Ces parties qui se sont violemment affrontées le 05 octobre 2013, soit une semaine après le scrutin du 28 septembre 2013, se regardent depuis lors en chiens de faïence. Certains menacent d’autres de mort. Aboubacar Soumah et Lansana Sylla qui a eu maille à partir avec ses voisins à cause de ses mouvements en faveur du parti au pouvoir, ont saisi la justice pour des faits de coups et blessures volontaires. Des faits qu’aucun des prévenus qui seraient des militants de l’UFDG ne reconnaît.

D’après les explications des plaignants, leurs agresseurs avaient décidé de faire venir des loubards de Gnariwada afin de battre Lansana à mort. Ces loubards devaient provoquer Lansana. S’il ripostait, ils se jetaient sur lui.
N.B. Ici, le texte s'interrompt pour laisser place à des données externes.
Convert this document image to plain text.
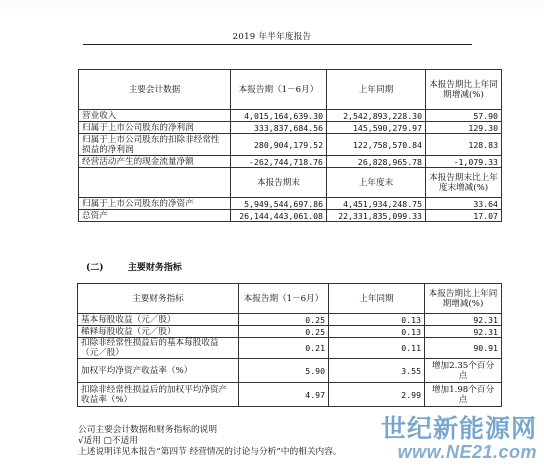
2019 年半年度报告
主要会计数据	本报告期（1－6月）	上年同期	本报告期比上年同期增减(%)
营业收入	4,015,164,639.30	2,542,893,228.30	57.90
归属于上市公司股东的净利润	333,837,684.56	145,590,279.97	129.30
归属于上市公司股东的扣除非经常性损益的净利润	280,904,179.52	122,758,570.84	128.83
经营活动产生的现金流量净额	-262,744,718.76	26,828,965.78	-1,079.33
	本报告期末	上年度末	本报告期末比上年度末增减(%)
归属于上市公司股东的净资产	5,949,544,697.86	4,451,934,248.75	33.64
总资产	26,144,443,061.08	22,331,835,099.33	17.07
(二)	主要财务指标
主要财务指标	本报告期（1－6月）	上年同期	本报告期比上年同期增减(%)
基本每股收益（元／股）	0.25	0.13	92.31
稀释每股收益（元／股）	0.25	0.13	92.31
扣除非经常性损益后的基本每股收益（元／股）	0.21	0.11	90.91
加权平均净资产收益率（%）	5.90	3.55	增加2.35个百分点
扣除非经常性损益后的加权平均净资产收益率（%）	4.97	2.99	增加1.98个百分点
公司主要会计数据和财务指标的说明
√适用 □不适用
上述说明详见本报告“第四节 经营情况的讨论与分析”中的相关内容。
世纪新能源网
www.NE21.com
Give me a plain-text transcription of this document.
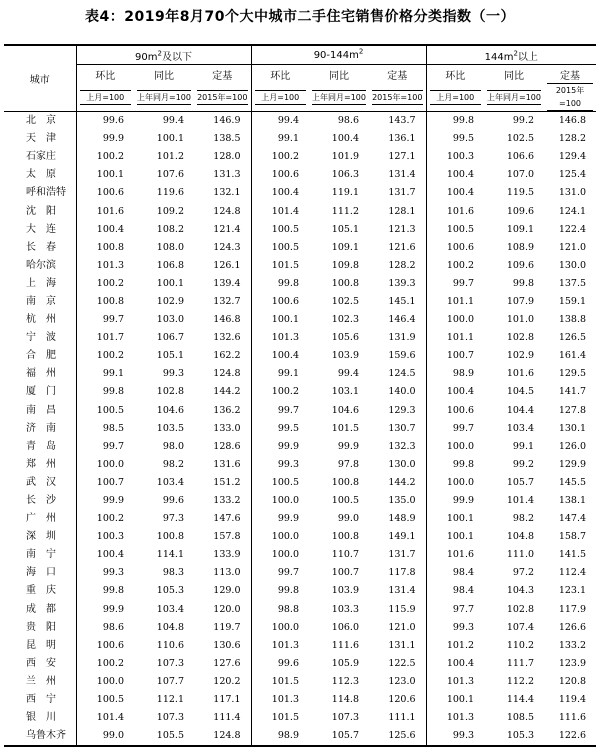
表4：2019年8月70个大中城市二手住宅销售价格分类指数（一）
城市	$90m^2$及以下			$90-144m^2$			$144m^2$以上		
	环比	同比	定基	环比	同比	定基	环比	同比	定基

	上月=100	上年同月=100	2015年=100	上月=100	上年同月=100	2015年=100	上月=100	上年同月=100	2015年=100

北　京	99.6	99.4	146.9	99.4	98.6	143.7	99.8	99.2	146.8
天　津	99.9	100.1	138.5	99.1	100.4	136.1	99.5	102.5	128.2
石家庄	100.2	101.2	128.0	100.2	101.9	127.1	100.3	106.6	129.4
太　原	100.1	107.6	131.3	100.6	106.3	131.4	100.4	107.0	125.4
呼和浩特	100.6	119.6	132.1	100.4	119.1	131.7	100.4	119.5	131.0
沈　阳	101.6	109.2	124.8	101.4	111.2	128.1	101.6	109.6	124.1
大　连	100.4	108.2	121.4	100.5	105.1	121.3	100.5	109.1	122.4
长　春	100.8	108.0	124.3	100.5	109.1	121.6	100.6	108.9	121.0
哈尔滨	101.3	106.8	126.1	101.5	109.8	128.2	100.2	109.6	130.0
上　海	100.2	100.1	139.4	99.8	100.8	139.3	99.7	99.8	137.5
南　京	100.8	102.9	132.7	100.6	102.5	145.1	101.1	107.9	159.1
杭　州	99.7	103.0	146.8	100.1	102.3	146.4	100.0	101.0	138.8
宁　波	101.7	106.7	132.6	101.3	105.6	131.9	101.1	102.8	126.5
合　肥	100.2	105.1	162.2	100.4	103.9	159.6	100.7	102.9	161.4
福　州	99.1	99.3	124.8	99.1	99.4	124.5	98.9	101.6	129.5
厦　门	99.8	102.8	144.2	100.2	103.1	140.0	100.4	104.5	141.7
南　昌	100.5	104.6	136.2	99.7	104.6	129.3	100.6	104.4	127.8
济　南	98.5	103.5	133.0	99.5	101.5	130.7	99.7	103.4	130.1
青　岛	99.7	98.0	128.6	99.9	99.9	132.3	100.0	99.1	126.0
郑　州	100.0	98.2	131.6	99.3	97.8	130.0	99.8	99.2	129.9
武　汉	100.7	103.4	151.2	100.5	100.8	144.2	100.0	105.7	145.5
长　沙	99.9	99.6	133.2	100.0	100.5	135.0	99.9	101.4	138.1
广　州	100.2	97.3	147.6	99.9	99.0	148.9	100.1	98.2	147.4
深　圳	100.3	100.8	157.8	100.0	100.8	149.1	100.1	104.8	158.7
南　宁	100.4	114.1	133.9	100.0	110.7	131.7	101.6	111.0	141.5
海　口	99.3	98.3	113.0	99.7	100.7	117.8	98.4	97.2	112.4
重　庆	99.8	105.3	129.0	99.8	103.9	131.4	98.4	104.3	123.1
成　都	99.9	103.4	120.0	98.8	103.3	115.9	97.7	102.8	117.9
贵　阳	98.6	104.8	119.7	100.0	106.0	121.0	99.3	107.4	126.6
昆　明	100.6	110.6	130.6	101.3	111.6	131.1	101.2	110.2	133.2
西　安	100.2	107.3	127.6	99.6	105.9	122.5	100.4	111.7	123.9
兰　州	100.0	107.7	120.2	101.5	112.3	123.0	101.3	112.2	120.8
西　宁	100.5	112.1	117.1	101.3	114.8	120.6	100.1	114.4	119.4
银　川	101.4	107.3	111.4	101.5	107.3	111.1	101.3	108.5	111.6
乌鲁木齐	99.0	105.5	124.8	98.9	105.7	125.6	99.3	105.3	122.6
Ce plan ayant échoué, ils ont demandé aux jeunes du quartier d’insulter Lansana. S’il essaie de frapper un, tous se jettent sur lui. C’est ainsi que le 05 octobre, il a été battu avec son frère suite à l’ordre du commandant à la retraite, Mamadou Dian Diallo.

Mamadou Dian Diallo, accusé d’avoir dit aux jeunes : « Warèbè » (tuez-les, en poular), alors que Soumah était allé lui faire voir Lansana qui venait de recevoir des coups de pierre de la part de ses enfants, rejette ces accusations. Il soutient que son éducation et sa formation ne lui permettent pas de donner l’ordre de tuer un être humain. Bintou Sow, également accusé d’avoir remis des pierres à Ousmane Barry alias Papus, l’invitant à cogner Lansana, nie aussi ces faits.

Maître Thierno Souleymane Baldé, conseil des prévenus et Maître Mory Doumbia, avocat des plaignants, sont pressés, chacun de son côté, à ce que cette affaire soit jugée mais très bien. De manière à ce que tout le monde paye pour ce qu’il a fait. La Guinée étant dans un processus électoral qui peut connaître des violences. Alors que les parties habitent le même secteur, même si les plaignants pensent à le quitter.

Dans la même optique, le procureur de la République près le tribunal de première instance de Dixinn, Aboubacar Sir Sylla, annonce qu’il va convoquer les chefs du quartier et du secteur où vivent les parties, pour leur demander de prendre leurs responsabilités. Il souhaite que ses responsables locaux fassent tout pour éviter des affrontements de ce genre, entre leurs citoyens avant, pendant et après les élections.

A noter que dans plusieurs quartiers de Conakry, ces conflits liés aux élections existent.